Kate looked at him sharply: "What do you mean by that?" she demanded.
He laughed: "Nothing serious," he said. "Polly is half Bates, so she will marry in a year or two, while Adam is all Bates, so he will remain steady as the Rock of Ages, and strictly on the job. Go have your good time, and if I possibly can, I'll come after you."
"You'll do nothing of the kind," said Nancy Ellen, with finality. "You wouldn't leave your patients, and you couldn't leave dear Mrs. Southey."
"If you feel that way about it, why do you leave me?" he asked.
"To show the little fool I'm not afraid of her, for one thing," said Nancy Ellen with her head high. She was very beautiful in her smart travelling dress, while her eyes flashed as she spoke. The doctor looked at her approvingly.

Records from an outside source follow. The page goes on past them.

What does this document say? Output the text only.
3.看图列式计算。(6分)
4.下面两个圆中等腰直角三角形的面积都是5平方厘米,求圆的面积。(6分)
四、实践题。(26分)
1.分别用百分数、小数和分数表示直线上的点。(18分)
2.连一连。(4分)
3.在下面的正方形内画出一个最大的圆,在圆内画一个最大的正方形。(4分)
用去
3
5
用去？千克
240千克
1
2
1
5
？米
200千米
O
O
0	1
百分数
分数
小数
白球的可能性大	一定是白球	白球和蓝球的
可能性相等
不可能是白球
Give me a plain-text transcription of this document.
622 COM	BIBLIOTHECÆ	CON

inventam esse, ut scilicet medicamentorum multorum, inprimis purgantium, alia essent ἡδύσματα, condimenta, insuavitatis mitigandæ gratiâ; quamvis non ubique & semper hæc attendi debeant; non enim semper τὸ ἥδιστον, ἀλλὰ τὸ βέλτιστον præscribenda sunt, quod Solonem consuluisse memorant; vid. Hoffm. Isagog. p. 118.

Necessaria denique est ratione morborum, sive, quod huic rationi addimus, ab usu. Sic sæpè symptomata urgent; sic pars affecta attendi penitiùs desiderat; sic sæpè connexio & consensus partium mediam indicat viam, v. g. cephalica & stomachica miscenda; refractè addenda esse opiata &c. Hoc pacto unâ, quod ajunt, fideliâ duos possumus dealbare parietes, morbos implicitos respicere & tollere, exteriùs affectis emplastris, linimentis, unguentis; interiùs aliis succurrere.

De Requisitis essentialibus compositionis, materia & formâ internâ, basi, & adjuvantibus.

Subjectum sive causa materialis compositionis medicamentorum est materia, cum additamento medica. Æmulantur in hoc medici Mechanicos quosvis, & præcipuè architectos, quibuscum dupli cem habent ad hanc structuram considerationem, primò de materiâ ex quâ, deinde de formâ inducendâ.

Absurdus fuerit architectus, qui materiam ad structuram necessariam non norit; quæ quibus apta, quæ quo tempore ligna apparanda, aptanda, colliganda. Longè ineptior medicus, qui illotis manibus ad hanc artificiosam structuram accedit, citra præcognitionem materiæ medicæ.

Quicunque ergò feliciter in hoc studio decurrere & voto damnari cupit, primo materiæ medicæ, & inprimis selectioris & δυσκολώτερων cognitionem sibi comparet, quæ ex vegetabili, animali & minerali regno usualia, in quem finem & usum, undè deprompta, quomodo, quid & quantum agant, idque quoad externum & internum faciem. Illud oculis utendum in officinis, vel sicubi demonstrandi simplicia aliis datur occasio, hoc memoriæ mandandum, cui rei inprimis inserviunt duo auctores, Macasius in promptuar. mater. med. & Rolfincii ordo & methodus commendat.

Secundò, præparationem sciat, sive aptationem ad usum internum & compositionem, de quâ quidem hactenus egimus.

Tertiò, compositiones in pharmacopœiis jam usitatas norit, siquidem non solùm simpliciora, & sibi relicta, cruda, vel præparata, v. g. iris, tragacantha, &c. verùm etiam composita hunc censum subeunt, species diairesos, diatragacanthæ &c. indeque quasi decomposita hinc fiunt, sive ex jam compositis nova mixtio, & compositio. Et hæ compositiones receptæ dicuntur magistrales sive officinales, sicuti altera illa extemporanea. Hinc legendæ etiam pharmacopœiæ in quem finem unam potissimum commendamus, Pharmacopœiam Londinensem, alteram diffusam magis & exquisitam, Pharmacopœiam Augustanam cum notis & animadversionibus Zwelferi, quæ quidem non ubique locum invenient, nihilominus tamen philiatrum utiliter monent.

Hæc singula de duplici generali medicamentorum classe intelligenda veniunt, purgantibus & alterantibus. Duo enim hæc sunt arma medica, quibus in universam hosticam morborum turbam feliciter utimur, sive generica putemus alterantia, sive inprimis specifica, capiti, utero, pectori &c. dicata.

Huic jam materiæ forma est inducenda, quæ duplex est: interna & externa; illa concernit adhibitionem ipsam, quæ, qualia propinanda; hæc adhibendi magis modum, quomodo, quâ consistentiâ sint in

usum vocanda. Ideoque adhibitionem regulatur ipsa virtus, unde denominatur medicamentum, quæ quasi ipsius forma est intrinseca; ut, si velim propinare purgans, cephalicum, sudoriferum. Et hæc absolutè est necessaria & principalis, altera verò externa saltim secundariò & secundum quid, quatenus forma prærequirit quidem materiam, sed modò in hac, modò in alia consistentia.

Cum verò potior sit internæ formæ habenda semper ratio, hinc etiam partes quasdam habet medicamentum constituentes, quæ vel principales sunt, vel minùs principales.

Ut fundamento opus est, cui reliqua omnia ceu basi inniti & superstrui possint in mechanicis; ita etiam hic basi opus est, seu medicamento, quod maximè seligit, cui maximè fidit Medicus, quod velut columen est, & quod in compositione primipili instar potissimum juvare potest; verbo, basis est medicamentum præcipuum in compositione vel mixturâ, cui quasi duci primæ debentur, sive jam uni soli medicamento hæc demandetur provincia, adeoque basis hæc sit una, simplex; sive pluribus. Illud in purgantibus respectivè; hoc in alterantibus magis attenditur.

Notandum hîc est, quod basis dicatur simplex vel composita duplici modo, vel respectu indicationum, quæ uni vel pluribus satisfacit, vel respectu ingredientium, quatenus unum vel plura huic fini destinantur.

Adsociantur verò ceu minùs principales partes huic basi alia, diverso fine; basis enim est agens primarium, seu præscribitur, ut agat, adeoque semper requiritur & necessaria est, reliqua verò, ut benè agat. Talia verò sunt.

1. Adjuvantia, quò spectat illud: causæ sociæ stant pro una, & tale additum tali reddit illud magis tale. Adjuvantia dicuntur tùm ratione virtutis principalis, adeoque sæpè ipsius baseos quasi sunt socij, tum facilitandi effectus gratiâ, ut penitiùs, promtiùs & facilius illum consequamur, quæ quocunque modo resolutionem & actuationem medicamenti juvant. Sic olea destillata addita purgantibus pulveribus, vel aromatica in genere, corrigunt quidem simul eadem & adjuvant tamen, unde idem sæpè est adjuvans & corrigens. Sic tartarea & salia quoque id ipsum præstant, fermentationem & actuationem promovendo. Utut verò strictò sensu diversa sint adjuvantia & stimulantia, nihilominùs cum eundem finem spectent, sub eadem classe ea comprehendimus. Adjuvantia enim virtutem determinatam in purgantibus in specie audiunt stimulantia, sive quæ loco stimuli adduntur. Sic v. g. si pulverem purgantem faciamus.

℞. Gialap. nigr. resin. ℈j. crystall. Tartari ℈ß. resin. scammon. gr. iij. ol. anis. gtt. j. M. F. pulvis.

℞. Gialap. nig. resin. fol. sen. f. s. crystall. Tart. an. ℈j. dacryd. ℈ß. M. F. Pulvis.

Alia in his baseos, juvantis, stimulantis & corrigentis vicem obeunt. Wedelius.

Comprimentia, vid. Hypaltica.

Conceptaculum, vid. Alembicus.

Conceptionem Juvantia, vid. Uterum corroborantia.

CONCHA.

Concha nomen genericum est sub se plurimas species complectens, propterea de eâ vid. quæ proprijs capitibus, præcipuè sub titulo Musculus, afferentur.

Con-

"Good!" he cried. "I like a plucky woman! Go to have a good time, Nancy Ellen; but don't go for that. I do wish you would believe that there isn't a thing the matter with the little woman, she's--"
"I can go even farther than that," said Nancy Ellen, dryly. "I KNOW 'there isn't a thing the matter with the little woman,' except that she wants you to look as if you were running after her. I'd be safe in wagering a thousand dollars that when she hears I'm gone, she will send for you before to-morrow evening."
"You may also wager this," he said. "If she does, I shall be very sorry, but I'm on my way to the country on an emergency call. Nancy Ellen, I wish you wouldn't!"
"Wouldn't go North, or wouldn't see what every other living soul in Hartley sees?" she asked curtly. Then she stepped inside to put on her hat and gloves.